API

Cost

The gateway publishes a rolled-up cost view that combines AWS infrastructure lines (compute, EBS, S3, NAT, ALB) computed from Prometheus + CloudWatch + the AWS Pricing API with Turbopuffer lines (storage, writes, queries) computed from gateway-emitted usage metrics × a code-resident rate card.

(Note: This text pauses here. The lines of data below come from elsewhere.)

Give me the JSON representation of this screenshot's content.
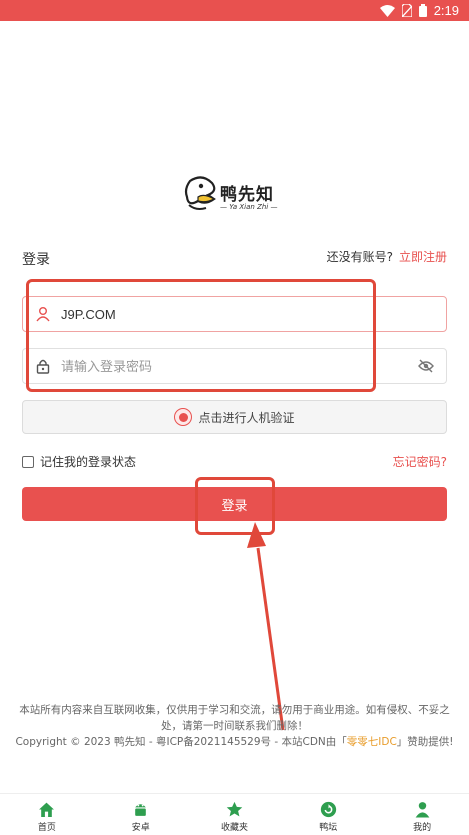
{
  "status_bar": {
    "time": "2:19"
  },
  "brand": {
    "name": "鸭先知",
    "subtitle": "— Ya Xian Zhi —"
  },
  "login_form": {
    "title": "登录",
    "no_account_text": "还没有账号?",
    "register_link": "立即注册",
    "username_value": "J9P.COM",
    "password_placeholder": "请输入登录密码",
    "captcha_label": "点击进行人机验证",
    "remember_label": "记住我的登录状态",
    "forgot_link": "忘记密码?",
    "submit_label": "登录"
  },
  "footer": {
    "notice": "本站所有内容来自互联网收集，仅供用于学习和交流，请勿用于商业用途。如有侵权、不妥之处，请第一时间联系我们删除！",
    "copyright_prefix": "Copyright © 2023 鸭先知 - 粤ICP备2021145529号 - 本站CDN由「",
    "cdn_name": "零零七IDC",
    "copyright_suffix": "」赞助提供!"
  },
  "tabbar": {
    "items": [
      {
        "label": "首页",
        "icon": "home-icon"
      },
      {
        "label": "安卓",
        "icon": "android-icon"
      },
      {
        "label": "收藏夹",
        "icon": "star-icon"
      },
      {
        "label": "鸭坛",
        "icon": "refresh-circle-icon"
      },
      {
        "label": "我的",
        "icon": "user-icon"
      }
    ],
    "accent_color": "#2e9e4f"
  },
  "colors": {
    "brand": "#e8514f",
    "annotation": "#e0483a"
  }
}
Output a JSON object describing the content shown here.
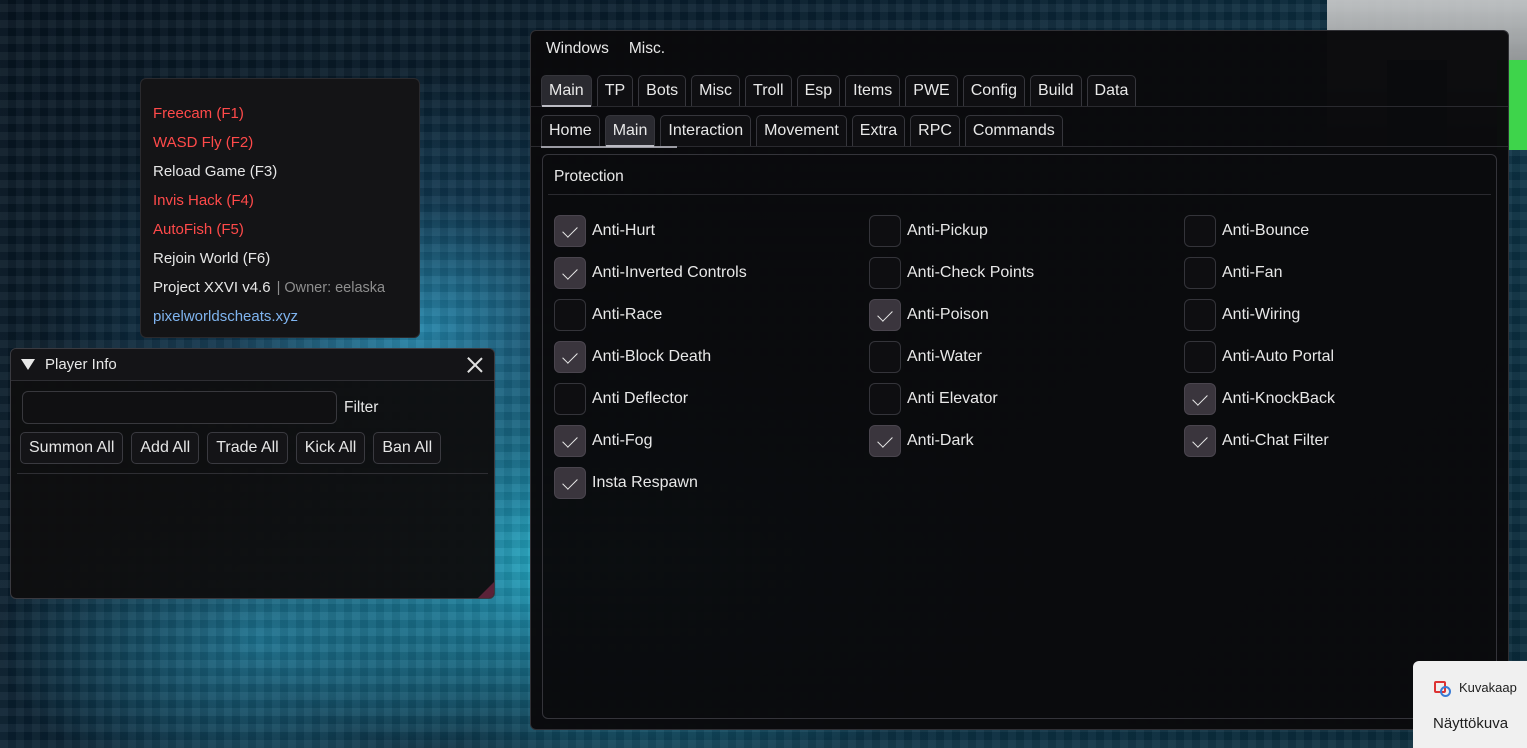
{
  "hotkeys": {
    "items": [
      {
        "label": "Freecam (F1)",
        "active": true
      },
      {
        "label": "WASD Fly (F2)",
        "active": true
      },
      {
        "label": "Reload Game (F3)",
        "active": false
      },
      {
        "label": "Invis Hack (F4)",
        "active": true
      },
      {
        "label": "AutoFish (F5)",
        "active": true
      },
      {
        "label": "Rejoin World (F6)",
        "active": false
      }
    ],
    "version": "Project XXVI v4.6",
    "owner": "| Owner: eelaska",
    "site": "pixelworldscheats.xyz",
    "colors": {
      "active": "#ff4a4a",
      "inactive": "#e6e6e6",
      "link": "#7fb4ef"
    }
  },
  "player_info": {
    "title": "Player Info",
    "filter_value": "",
    "filter_label": "Filter",
    "buttons": {
      "summon_all": "Summon All",
      "add_all": "Add All",
      "trade_all": "Trade All",
      "kick_all": "Kick All",
      "ban_all": "Ban All"
    }
  },
  "main_window": {
    "menu": {
      "windows": "Windows",
      "misc": "Misc."
    },
    "top_tabs": [
      "Main",
      "TP",
      "Bots",
      "Misc",
      "Troll",
      "Esp",
      "Items",
      "PWE",
      "Config",
      "Build",
      "Data"
    ],
    "top_tab_active": "Main",
    "sub_tabs": [
      "Home",
      "Main",
      "Interaction",
      "Movement",
      "Extra",
      "RPC",
      "Commands"
    ],
    "sub_tab_active": "Main",
    "section_title": "Protection",
    "options": [
      {
        "label": "Anti-Hurt",
        "checked": true
      },
      {
        "label": "Anti-Pickup",
        "checked": false
      },
      {
        "label": "Anti-Bounce",
        "checked": false
      },
      {
        "label": "Anti-Inverted Controls",
        "checked": true
      },
      {
        "label": "Anti-Check Points",
        "checked": false
      },
      {
        "label": "Anti-Fan",
        "checked": false
      },
      {
        "label": "Anti-Race",
        "checked": false
      },
      {
        "label": "Anti-Poison",
        "checked": true
      },
      {
        "label": "Anti-Wiring",
        "checked": false
      },
      {
        "label": "Anti-Block Death",
        "checked": true
      },
      {
        "label": "Anti-Water",
        "checked": false
      },
      {
        "label": "Anti-Auto Portal",
        "checked": false
      },
      {
        "label": "Anti Deflector",
        "checked": false
      },
      {
        "label": "Anti Elevator",
        "checked": false
      },
      {
        "label": "Anti-KnockBack",
        "checked": true
      },
      {
        "label": "Anti-Fog",
        "checked": true
      },
      {
        "label": "Anti-Dark",
        "checked": true
      },
      {
        "label": "Anti-Chat Filter",
        "checked": true
      },
      {
        "label": "Insta Respawn",
        "checked": true
      }
    ]
  },
  "notification": {
    "app": "Kuvakaap",
    "text": "Näyttökuva"
  }
}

Cost endpoints are infra-level only — per-namespace attribution is intentionally not modeled. Use the metrics catalog when you need per-namespace breakdowns.

Routes

Route	Behavior
`GET /v2/cost`	Current snapshot rolled up over a window.
`GET /v2/cost/timeseries`	Per-line USD/hour samples bucketed by step.
`GET /v2/cost/rate-card`	Active AWS Pricing entries and Turbopuffer rate card.

Cost snapshot

GET /v2/cost?window=24h

window accepts 1h, 6h, 24h (default), 7d, 30d. The same line set is returned at every window — the window controls totals only.

{
  "window": "24h",
  "totals": {
    "total_usd": 142.33,
    "aws_usd": 86.10,
    "turbopuffer_usd": 56.23,
    "cost_per_document_usd": 0.000018,
    "cost_per_tib_indexed_usd": 0.97
  },
  "lines": [
    {
      "provider": "aws",
      "service": "compute",
      "service_detail": null,
      "region": "us-east-1",
      "site": "primary",
      "rate_card_version": null,
      "line_usd": 42.18,
      "monthly_projection_usd": 1264.93
    }
  ],
  "rate_card_status": {
    "aws_pricing_stale": false,
    "turbopuffer_version": "2026-04"
  },
  "caveats": []
}

When upstream pricing inputs are unavailable, the snapshot still serves: missing lines are omitted, rate_card_status.aws_pricing_stale flips true, and the missing input is recorded in caveats. A stale rate card is preferable to a missing chart in the dashboard.

Cost timeseries

GET /v2/cost/timeseries?window=7d&step=1h

Returns per-line usd_per_hour samples for the requested window, bucketed by step. The total series carries the bucketed sum across every other series at the same timestamp — clients can render the stacked chart without re-summing.

`window`	Default `step`
`1h`, `6h`	`5m`
`24h`	`30m`
`7d`	`1h`
`30d`	`6h`

The samples are sourced from hevlayer_cost_usd_per_hour{provider, service, region, site, rate_card_version}, which the gateway’s 60-second cost sampler writes into VictoriaMetrics. PromQL access to the raw series is also fine via /v2/metrics/query_range.

Rate card

GET /v2/cost/rate-card

Returns the rate cards in use by the cost engine:

aws.items — cached AWS Pricing API entries for the gateway’s deploy region, used to drive the dashboard’s instance picker.
aws.stale — true if the AWS Pricing API has not refreshed yet or has failed every refresh attempt. The cached set is still returned.
turbopuffer — code-resident rate card with a version stamp.

The dashboard’s cost tab uses this surface to project the impact of an instance-type swap before the operator commits to it.

Caveats and shapes

service is a coarse bucket: compute, storage_ebs, storage_s3, network, tpuf_storage, tpuf_writes, tpuf_queries. Network lines carry a service_detail (alb, nat_gateway) for further disambiguation; everything else leaves service_detail null.
monthly_projection_usd is a pre-prorate projection for the bucket at its current sizing — it’s the operator’s “if we held this steady” number, not a forecast.
Turbopuffer lines always carry a rate_card_version so the dashboard can footnote when the upstream pricing changed.